The result is greater consistency, improved governance, and a stronger foundation for natural language analytics. It’s easy to understand why every major platform has decided to invest here, because semantic capabilities address one of the largest obstacles organizations encounter when moving AI beyond experimentation and into production.
This is rapidly becoming table stakes – a baseline expectation, not a differentiator – for enterprise analytics.
But definitions are only the beginning
What’s particularly interesting, however, is that semantic models solve only part of the problem.
Knowing what revenue means doesn’t explain how revenue relates to margin. Understanding what an active customer is doesn’t explain what influences customer retention. Business definitions provide a vocabulary, but organizations also operate through relationships, dependencies, and business processes that extend well beyond individual metrics.
As AI evolves from answering questions to assisting with investigations and business decisions, those relationships become increasingly important. Understanding why something happened often requires traversing multiple business concepts rather than simply retrieving a definition.

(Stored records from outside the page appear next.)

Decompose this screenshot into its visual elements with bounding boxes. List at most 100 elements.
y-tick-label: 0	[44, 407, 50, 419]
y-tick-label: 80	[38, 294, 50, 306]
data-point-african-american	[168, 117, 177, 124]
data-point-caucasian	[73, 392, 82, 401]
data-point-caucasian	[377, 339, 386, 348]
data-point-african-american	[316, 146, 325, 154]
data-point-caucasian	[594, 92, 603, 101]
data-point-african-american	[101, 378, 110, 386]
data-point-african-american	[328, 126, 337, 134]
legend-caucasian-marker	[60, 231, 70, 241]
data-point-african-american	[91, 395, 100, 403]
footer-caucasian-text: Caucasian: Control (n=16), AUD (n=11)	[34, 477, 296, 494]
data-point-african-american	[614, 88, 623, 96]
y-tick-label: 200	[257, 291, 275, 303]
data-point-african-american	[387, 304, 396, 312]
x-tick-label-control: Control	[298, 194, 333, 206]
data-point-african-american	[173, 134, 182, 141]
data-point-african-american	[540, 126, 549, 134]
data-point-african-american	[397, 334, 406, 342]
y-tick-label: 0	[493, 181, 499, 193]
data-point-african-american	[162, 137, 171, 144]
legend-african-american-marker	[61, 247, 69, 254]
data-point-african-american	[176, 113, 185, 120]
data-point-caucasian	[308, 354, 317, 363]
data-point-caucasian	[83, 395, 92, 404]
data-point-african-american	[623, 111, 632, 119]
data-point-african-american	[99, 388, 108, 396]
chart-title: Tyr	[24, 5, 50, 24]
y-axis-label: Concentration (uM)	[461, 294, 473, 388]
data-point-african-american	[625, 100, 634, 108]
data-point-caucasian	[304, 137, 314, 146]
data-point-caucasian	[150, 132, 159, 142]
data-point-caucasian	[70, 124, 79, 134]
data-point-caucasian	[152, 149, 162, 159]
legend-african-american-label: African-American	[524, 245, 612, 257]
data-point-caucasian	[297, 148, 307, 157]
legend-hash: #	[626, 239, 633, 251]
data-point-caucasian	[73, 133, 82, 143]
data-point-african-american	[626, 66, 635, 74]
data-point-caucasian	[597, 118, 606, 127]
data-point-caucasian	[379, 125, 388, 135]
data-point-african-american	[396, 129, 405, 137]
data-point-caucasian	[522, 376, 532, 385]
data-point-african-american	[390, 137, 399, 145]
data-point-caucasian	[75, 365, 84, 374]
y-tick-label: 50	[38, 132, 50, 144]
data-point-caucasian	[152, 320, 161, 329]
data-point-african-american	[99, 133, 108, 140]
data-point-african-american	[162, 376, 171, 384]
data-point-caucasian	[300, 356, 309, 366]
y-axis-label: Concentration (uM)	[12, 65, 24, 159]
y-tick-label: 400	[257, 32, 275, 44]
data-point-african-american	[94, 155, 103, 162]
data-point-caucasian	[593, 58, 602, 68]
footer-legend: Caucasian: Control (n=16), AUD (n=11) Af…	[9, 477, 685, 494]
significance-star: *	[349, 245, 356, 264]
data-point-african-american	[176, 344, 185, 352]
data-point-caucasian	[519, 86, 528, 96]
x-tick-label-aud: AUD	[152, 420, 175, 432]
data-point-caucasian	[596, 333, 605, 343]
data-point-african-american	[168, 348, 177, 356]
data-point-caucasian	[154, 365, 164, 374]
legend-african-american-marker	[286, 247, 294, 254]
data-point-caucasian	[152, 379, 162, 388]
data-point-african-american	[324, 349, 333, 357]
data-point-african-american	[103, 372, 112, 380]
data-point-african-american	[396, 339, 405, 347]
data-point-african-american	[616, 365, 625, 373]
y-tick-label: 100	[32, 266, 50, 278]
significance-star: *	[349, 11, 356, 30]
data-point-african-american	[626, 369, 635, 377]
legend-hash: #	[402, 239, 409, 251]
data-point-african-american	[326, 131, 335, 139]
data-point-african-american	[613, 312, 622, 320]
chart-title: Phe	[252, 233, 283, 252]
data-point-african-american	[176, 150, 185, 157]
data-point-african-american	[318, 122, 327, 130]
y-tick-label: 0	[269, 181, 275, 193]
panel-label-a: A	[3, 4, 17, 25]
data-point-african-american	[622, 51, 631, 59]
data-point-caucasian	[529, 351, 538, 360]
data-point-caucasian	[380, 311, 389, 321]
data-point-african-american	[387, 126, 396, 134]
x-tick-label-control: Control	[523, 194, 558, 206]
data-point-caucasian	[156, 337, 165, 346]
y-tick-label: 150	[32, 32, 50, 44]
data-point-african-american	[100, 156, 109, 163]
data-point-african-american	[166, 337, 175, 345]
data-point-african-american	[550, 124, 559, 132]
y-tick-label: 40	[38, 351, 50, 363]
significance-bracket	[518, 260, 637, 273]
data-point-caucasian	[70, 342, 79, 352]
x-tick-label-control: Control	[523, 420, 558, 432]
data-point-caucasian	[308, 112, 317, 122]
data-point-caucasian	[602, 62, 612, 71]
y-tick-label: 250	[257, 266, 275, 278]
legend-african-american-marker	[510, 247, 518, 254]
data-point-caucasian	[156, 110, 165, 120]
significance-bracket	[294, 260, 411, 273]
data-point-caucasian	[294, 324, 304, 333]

That’s where the next phase of enterprise AI begins.
Looking beyond the semantic layer
Semantic models represent an important step forward, and the industry’s investment reflects that. At the same time, we believe they’re part of a larger evolution. We’re beginning to see organizations recognize that business meaning itself – the definitions, relationships, business rules, and institutional knowledge that describe how the company operates – has become increasingly important as AI becomes part of everyday business operations.
Exactly what that evolution looks like – and what it means for enterprise architecture – is a much larger conversation.